The pace drags, no scene stands out, there are no smiles; there is no charm (how can you hustle without that?). The characters aren't realistic in that way. Van Sant used some real male hustlers in Idaho and he knew the milieu and the ploys of the boys. Everything in Twist is dirty and dingy and dark and cold and Toronto could as well be Akron or Pittsburgh: it's nowhere interesting, and there's no sense of locale or culture. A good deal of time is spent waiting in coffee shops for the weather to warm up or the coffee to get cold. Or perhaps just for the movie to end.
It seems at first when Dodge picks up the runaway Oliver and actor Close does have a very Dickensian face in one of the coffee shops and takes him back to the dormitory where the boys live, maybe some kind of teen hustler bonding will ensue. It really doesn't. TimeOut New York wrote `Who knew that a movie squalid enough to feature someone servicing his own brother [i.e., for money] could also be so tedious?' It added that though `Stahl's performance is convincingly anguished, too many scenes play like improvised acting exercises.' Yes, and what this means is that you can't tell what the scenes mean or what they're about.
To call Stahl `anguished' is generous.

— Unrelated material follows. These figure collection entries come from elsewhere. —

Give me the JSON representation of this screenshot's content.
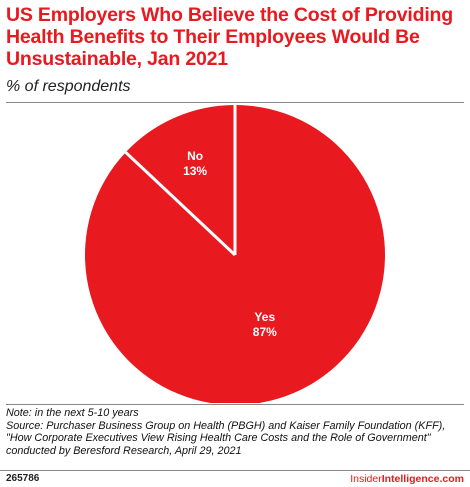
{
  "header": {
    "title": "US Employers Who Believe the Cost of Providing Health Benefits to Their Employees Would Be Unsustainable, Jan 2021",
    "subtitle": "% of respondents"
  },
  "chart_data": {
    "type": "pie",
    "title": "US Employers Who Believe the Cost of Providing Health Benefits to Their Employees Would Be Unsustainable, Jan 2021",
    "subtitle": "% of respondents",
    "categories": [
      "Yes",
      "No"
    ],
    "values": [
      87,
      13
    ],
    "value_labels": [
      "87%",
      "13%"
    ],
    "start": "12 o'clock",
    "direction": "clockwise",
    "slice_color": "#e8191f",
    "separator_color": "#ffffff",
    "label_color": "#ffffff"
  },
  "notes": {
    "note": "Note: in the next 5-10 years",
    "source_line1": "Source: Purchaser Business Group on Health (PBGH) and Kaiser Family Foundation (KFF),",
    "source_line2": "\"How Corporate Executives View Rising Health Care Costs and the Role of Government\"",
    "source_line3": "conducted by Beresford Research, April 29, 2021"
  },
  "footer": {
    "chart_id": "265786",
    "brand_prefix": "Insider",
    "brand_suffix": "Intelligence.com"
  },
  "colors": {
    "accent": "#e8191f",
    "rules": "#8a8a8a"
  }
}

Sometimes, as in an unsuccessful acting exercise, he's just floundering or (pun intended) stalling, and nobody in this movie musters much of a presence: the girl waitresses and minor hustler characters give just as strong an impression as Oliver or Dodge and that ain't good.
Such emotional and/or action `climaxes' as there are Oliver bursting into tears and Dodge finally breaking down and kissing him (as Oliver has wanted him to all along), Dodge running off and shooting somebody (who? The john they call `The Senator'? Why? Because he's made Oliver cry? Is that enough of a reason?) these all seem thrown together. The squalor leads to torpor. There's no energy in the story or the acting.
Given that everything is dingy and dark in Twist, one is reminded how wonderfully bright and surreal some of the scenes in My Own Private Idaho are, how pretty Van Sant's images sometimes can be in that movie, how they sing -- and the strong contrasts between scenes; whereas here the scenes and images all devolve into each other. One also remembers the shared hustler language and humor and routines between David Arquette and Lucas Haas in the infinitely more authentic-seeming (if ignored) male hustler movie about L.A., Scott Silver's 1996 Johns.
Yet you can't say the backstory on Dodge a runaway sexually abused by his dad, now a heroin addict whom his straight, respectable older brother comes to try to bring back to Montreal yet seems unhealthily attracted to is uninteresting; but the scenes in which all this emerges are awkward and repetitive. Twist is bad -- quite bad. If you walk out of it depressed, it's not because of the material but because of its sloppy treatment. A movie as grim as Boys Don't Cry could leave one feeling elated, because it was so beautifully made and convincingly acted; because its arc was both complex and clear. Twist lies mired in its murk. But the director's only twenty-four: he'll have second chances.